Me and my friends are known to quote liberally from the Simpsons, Futurama, Family Guy and a number of other shows we’re all fanatical about. This is partially because we all watch them together, but mainly because there’s enough material to draw from to find a quote for every situation.
Course, it was horrible when we were in Sydney. Every time we glimpsed the monorail, we’d burst out in a rendition of “The Monorail Song”, and then argue over who gets to say “Mono-d’oh!”
Indeed. I have a friend – a fellow English lit geek, actually – who tells me that one day I’m going to have to start using my own language, instead of quoting from Shakespeare all the time. My answer is that there’s no need to bother: if Shakespeare doesn’t have a quote for it, the Simpsons do. But I fully acknowledge that I am pathetic.
And, as a side note, I envy those of you who get to see Futurama often enough to quote it repeatedly. Ponces.
BTW, the episode with “Darmok and Jilad at Tanagra” is my favorite TNG ep.
And I have to agree with pestie that the running-ness of running gags usually evolves into a joke in its own right, or rather a meta-joke, if you will.
Like a few people already mentioned, it’s partly as a way of identifying fellow geeks; but it’s important to mention the flip side of that, which is excluding non-geeks.
Geeks, by and large, are people who were ostracized and excluded by their peers, at least during childhood and adolescence. In-jokes are a way of turning things around by excluding the non-geeks who aren’t familiar with the source material: we get it, they don’t. (As a related aspect, there’s also an element of celebrating “Yes! Somebody else likes the weird things I like!” when you’re used to being ostracized precisely for liking those weird things.)

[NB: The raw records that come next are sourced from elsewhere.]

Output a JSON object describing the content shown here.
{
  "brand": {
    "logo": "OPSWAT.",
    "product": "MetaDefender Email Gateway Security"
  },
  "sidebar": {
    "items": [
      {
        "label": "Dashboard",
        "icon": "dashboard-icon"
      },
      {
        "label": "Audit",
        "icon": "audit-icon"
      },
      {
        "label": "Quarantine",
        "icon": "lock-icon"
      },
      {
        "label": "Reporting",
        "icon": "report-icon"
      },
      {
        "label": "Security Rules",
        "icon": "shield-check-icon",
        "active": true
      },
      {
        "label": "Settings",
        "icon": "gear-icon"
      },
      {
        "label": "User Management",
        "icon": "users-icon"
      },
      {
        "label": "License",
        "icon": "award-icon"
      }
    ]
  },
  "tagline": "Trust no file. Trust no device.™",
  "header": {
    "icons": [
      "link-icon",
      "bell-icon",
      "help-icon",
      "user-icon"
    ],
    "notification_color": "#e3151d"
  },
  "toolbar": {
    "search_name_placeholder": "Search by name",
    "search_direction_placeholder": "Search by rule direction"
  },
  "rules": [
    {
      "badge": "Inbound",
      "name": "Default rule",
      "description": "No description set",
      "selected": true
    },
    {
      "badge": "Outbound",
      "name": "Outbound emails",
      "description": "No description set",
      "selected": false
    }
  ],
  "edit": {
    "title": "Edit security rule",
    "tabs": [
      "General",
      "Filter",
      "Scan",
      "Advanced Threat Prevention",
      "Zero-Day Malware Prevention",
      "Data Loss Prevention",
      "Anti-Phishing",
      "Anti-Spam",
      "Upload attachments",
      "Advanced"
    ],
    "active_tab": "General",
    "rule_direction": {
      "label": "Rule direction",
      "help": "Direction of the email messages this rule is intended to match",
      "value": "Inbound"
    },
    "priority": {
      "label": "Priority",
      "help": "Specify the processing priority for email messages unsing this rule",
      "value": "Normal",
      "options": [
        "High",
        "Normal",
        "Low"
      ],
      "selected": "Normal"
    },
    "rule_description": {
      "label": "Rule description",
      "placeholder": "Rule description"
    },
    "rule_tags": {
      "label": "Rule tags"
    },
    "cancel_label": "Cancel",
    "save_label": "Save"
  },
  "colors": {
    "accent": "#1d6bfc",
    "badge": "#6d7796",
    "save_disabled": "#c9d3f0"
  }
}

A pretty natural tendency, really, and there’s nothing wrong with it in moderation. But you can tell who’s been left with serious Issues about social inclusion by the extremes they take it to.
<raising and waving hand in the air> Oooh! Oooh! Over here!! </raising hand and waving in the air>
I have to tell you about this one that I had forgotten earlier. It proves that there are geeks in all walks of life and at the strangest moments…
I had a motorcycle accident earlier this year. When I made it to the ER, they hooked me up to an EKG monitor and gave me morphine. Under the influence of the morphine, I began a conversation with a nurse and aide who were attending me with the line “OH! It’s the machine that goes ‘BIIINNG!’…” I laughed. Then, much to my surprise, the aide repeated another line … “Nurse, bring in more aparatus!” Then the nurse picked it up with “There’s nothing you can do, you’re NOT QUALIFIED!” and it went from there.
…then they wheeled me into X-Ray where the technician put me in great pain while trying to move things around to take pictures, so the laughing stopped at that point.
Maybe “The Meaning of Life” is required viewing at this particular hospital, or maybe they’d heard the joke 1000 times, but it made me feel better.
Several years ago, I was hit from behind while riding my bicycle and had a particularly nasty concussion. (It was a hit and run; I was “woken up” by someone who saw me lying face-down on the concrete outside of his apartment…but I digress.)
When you’ve had a head injury, the medical staff will try to find out whether or not you’ve been rendered completely out to lunch by asking you basic questions and seeing if your answers make any sense. They usually ask you stuff like, “What day is today?” or “What were you doing before you got hurt?” or (in the US, anyway), “Who is the President?”
The nurse on duty asked me, “What is the wingspan of an unladen swallow?”
I answered, “African or European?” The staff appluaded my grand show of with-it-ness, and I was marked as “not disoriented” on the chart.